In case the best pair is on the border, one can let GridSearch automatically extend the grid and continue the search. Check out the properties 'gridIsExtendable' (option '-extend-grid') and 'maxGridExtensions' (option '-max-grid-extensions <num>').
GridSearch can handle doubles, integers (values are just cast to int) and booleans (0 is false, otherwise true). float, char and long are supported as well.
The best filter/classifier setup can be accessed after the buildClassifier call via the getBestFilter/getBestClassifier methods.
Note on the implementation: after the data has been passed through the filter, a default NumericCleaner filter is applied to the data in order to avoid numbers that are getting too small and might produce NaNs in other schemes.

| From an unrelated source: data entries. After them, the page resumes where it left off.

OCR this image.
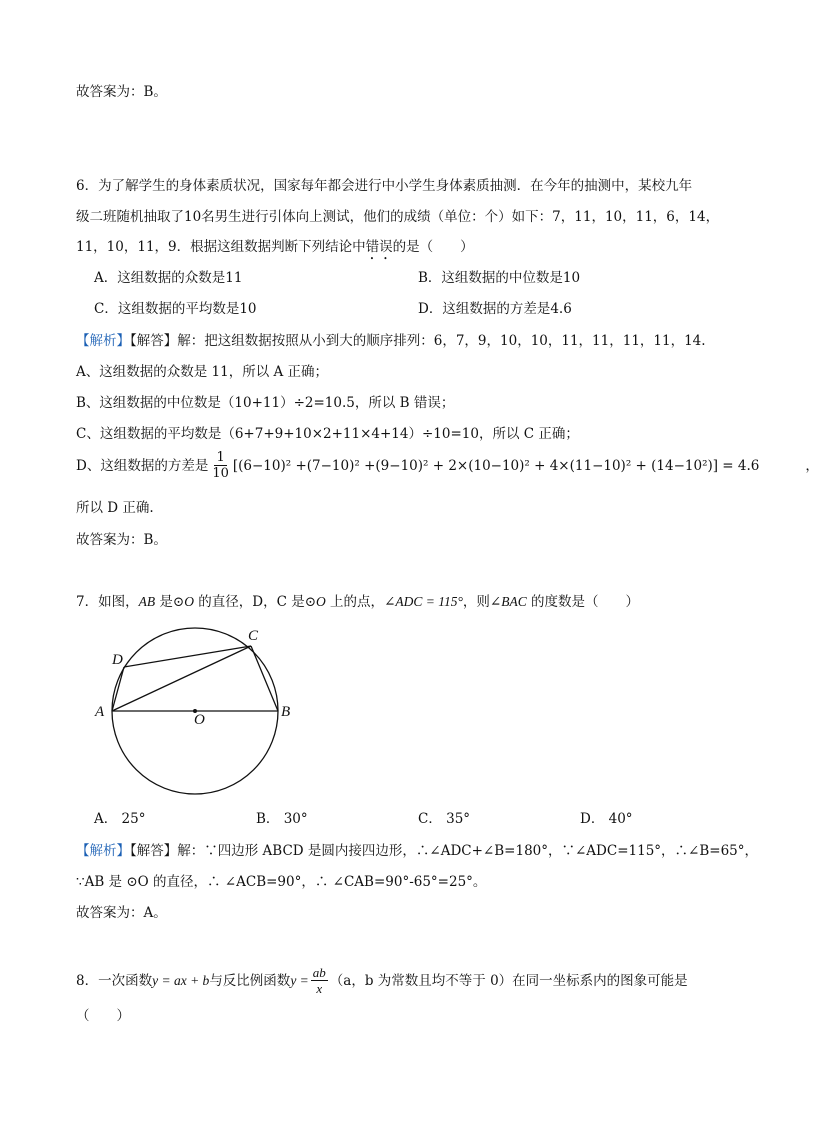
故答案为：B。
6．为了解学生的身体素质状况，国家每年都会进行中小学生身体素质抽测．在今年的抽测中，某校九年
级二班随机抽取了10名男生进行引体向上测试，他们的成绩（单位：个）如下：7，11，10，11，6，14，
11，10，11，9．根据这组数据判断下列结论中错误的是（　　）
A．这组数据的众数是11	B．这组数据的中位数是10
C．这组数据的平均数是10	D．这组数据的方差是4.6
【解析】【解答】解：把这组数据按照从小到大的顺序排列：6，7，9，10，10，11，11，11，11，14.
A、这组数据的众数是 11，所以 A 正确；
B、这组数据的中位数是（10+11）÷2=10.5，所以 B 错误；
C、这组数据的平均数是（6+7+9+10×2+11×4+14）÷10=10，所以 C 正确；
D、这组数据的方差是 $\frac{1}{10} [(6-10)^2 +(7-10)^2 +(9-10)^2 + 2\times(10-10)^2 + 4\times(11-10)^2 + (14-10^2)] = 4.6$	，
所以 D 正确.
故答案为：B。
7．如图，AB 是⊙O 的直径，D，C 是⊙O 上的点，∠ADC = 115°，则∠BAC 的度数是（　　）
A	B
C
D
O
A． 25°	B． 30°	C． 35°	D． 40°
【解析】【解答】解：∵四边形 ABCD 是圆内接四边形，∴∠ADC+∠B=180°，∵∠ADC=115°，∴∠B=65°，
∵AB 是 ⊙O 的直径，∴ ∠ACB=90°，∴ ∠CAB=90°-65°=25°。
故答案为：A。
8．一次函数 y = ax + b 与反比例函数 $y = \frac{ab}{x} (a$，b 为常数且均不等于 0）在同一坐标系内的图象可能是
（　　）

Available in Weka 3.6.x - 3.7.1. Available via the package management system for Weka >= 3.7.2 (gridSearch).
Options
The table below describes the options available for GridSearch.
Option |
Description |
---|---|
XBase |
The base of X. |
XExpression |
The expression for the X value (parameters: BASE, FROM, TO, STEP, I). |
XMax |
The maximum of X. |
XMin |
The minimum of X. |
XProperty |
The X property to test (normally the filter). |
XStep |
The step size of X. |
YBase |
The base of Y. |
YExpression |
The expression for the Y value (parameters: BASE, FROM, TO, STEP, I). |
YMax |
The maximum of Y. |
YMin |
The minimum of Y (normally the classifier). |
YProperty |
The Y property to test (normally the classifier). |
YStep |
The step size of Y. |
classifier |
The base classifier to be used. |
debug |
If set to true, classifier may output additional info to the console. |
evaluation |
Sets the criterion for evaluating the classifier performance and choosing the best one. |
filter |
The filter to be used (only used for setup). |
gridIsExtendable |
Whether the grid can be extended. |
logFile |
The log file to log the messages to. |
maxGridExtensions |
The maximum number of grid extensions, -1 for unlimited. |
sampleSizePercent |
The sample size (in percent) to use in the initial grid search. |
seed |
The random number seed to be used. |
traversal |
Sets type of traversal of the grid, either by rows or columns. |
Capabilities
The table below describes the capabilites of GridSearch.
Capability |
Supported |
---|---|
Class |
Date class, Numeric class |
Attributes |
Missing values, Numeric attributes, Date attributes |
Min # of instances |
1 |